Supporting a more granular and targeted approach to data generation does not necessarily challenge the socio-political conditions and inequalities that allow environmental hazards to happen in the first place (Senier et al. 2017). As Michelle Murphy argues, granular studies of embodied health (e.g., air pollution personalisation) need to be interlinked with contestations over the physical production and distribution of chemical harm (2013: 698), including how prevalent public health and global health approaches might obfuscate these dynamics. Although the dynamic subject-object refiguring of embodied air pollution sensing in our case study did attempt such interlinking to address these complexities, the challenges involved in making commensurate the various roles and possibilities of personal data means how it actually influences approaches to exposure and risk is difficult to discern. The interdisciplinary methods that PCEs facilitate did help to disrupt the dominant idea that personal data or information about air pollution is necessary for public health knowledge and action, however.
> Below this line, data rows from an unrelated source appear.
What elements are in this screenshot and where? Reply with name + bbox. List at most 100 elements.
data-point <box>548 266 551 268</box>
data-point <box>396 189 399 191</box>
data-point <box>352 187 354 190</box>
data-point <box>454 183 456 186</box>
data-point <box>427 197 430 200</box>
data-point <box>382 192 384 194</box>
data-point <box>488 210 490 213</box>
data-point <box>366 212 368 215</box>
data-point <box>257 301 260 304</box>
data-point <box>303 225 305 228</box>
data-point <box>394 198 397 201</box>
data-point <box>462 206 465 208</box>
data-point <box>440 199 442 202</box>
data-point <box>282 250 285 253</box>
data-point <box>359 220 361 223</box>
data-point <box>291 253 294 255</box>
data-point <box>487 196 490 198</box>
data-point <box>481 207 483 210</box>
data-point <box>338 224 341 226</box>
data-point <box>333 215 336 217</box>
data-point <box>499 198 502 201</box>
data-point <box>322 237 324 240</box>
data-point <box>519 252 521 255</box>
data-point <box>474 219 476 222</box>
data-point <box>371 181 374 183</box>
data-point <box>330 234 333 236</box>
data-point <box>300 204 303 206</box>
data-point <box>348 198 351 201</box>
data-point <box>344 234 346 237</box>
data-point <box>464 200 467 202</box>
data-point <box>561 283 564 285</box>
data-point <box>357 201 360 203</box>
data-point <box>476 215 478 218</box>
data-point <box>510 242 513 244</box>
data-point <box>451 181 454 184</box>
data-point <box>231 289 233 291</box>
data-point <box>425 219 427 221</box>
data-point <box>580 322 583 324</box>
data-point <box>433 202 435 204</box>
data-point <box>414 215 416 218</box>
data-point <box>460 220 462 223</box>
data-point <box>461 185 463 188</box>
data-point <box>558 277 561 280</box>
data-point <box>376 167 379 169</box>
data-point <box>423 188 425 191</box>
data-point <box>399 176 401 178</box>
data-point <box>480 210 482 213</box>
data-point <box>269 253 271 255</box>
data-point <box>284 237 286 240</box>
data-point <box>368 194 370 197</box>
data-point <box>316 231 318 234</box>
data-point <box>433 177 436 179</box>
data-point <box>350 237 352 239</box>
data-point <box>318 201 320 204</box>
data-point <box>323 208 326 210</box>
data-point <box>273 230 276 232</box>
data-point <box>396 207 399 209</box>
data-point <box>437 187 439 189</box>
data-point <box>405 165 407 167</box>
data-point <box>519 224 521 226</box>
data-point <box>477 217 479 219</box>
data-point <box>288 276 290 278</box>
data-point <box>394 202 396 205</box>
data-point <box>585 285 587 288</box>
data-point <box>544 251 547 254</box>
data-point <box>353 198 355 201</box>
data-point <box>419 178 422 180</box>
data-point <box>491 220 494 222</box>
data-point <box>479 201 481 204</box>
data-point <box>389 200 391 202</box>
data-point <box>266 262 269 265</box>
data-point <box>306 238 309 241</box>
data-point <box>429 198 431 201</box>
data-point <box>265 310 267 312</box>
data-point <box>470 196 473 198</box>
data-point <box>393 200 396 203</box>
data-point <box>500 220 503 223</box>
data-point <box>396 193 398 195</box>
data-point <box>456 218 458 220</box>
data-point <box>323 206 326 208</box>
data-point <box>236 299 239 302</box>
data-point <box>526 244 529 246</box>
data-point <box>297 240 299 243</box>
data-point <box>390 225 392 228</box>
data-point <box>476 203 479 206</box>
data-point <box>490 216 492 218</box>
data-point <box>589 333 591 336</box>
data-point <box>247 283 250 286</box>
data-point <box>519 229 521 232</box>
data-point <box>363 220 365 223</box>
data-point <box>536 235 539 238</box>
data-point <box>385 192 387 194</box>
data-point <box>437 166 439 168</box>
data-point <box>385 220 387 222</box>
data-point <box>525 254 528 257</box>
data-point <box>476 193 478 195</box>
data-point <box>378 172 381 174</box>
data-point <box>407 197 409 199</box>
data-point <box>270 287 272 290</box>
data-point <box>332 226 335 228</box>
The actions carried out by young people and their families to manage their exposure highlight some of the ways in which ‘good’ environments are (as shown in the interviews) or could be (as explored in the workshops) achieved in different situations. By studying wearable sensors in research practices, we demonstrate the value of recognising these more ambivalent “interconnections between bodies and data” (Radhakrishnan 2021) as occasions when air pollution is figured differently. This research hopefully opens up further points of inquiry, in terms of who benefits from personal data and how future figurations of air pollution might incorporate the social and environmental causes of exposure that are not currently available to computation.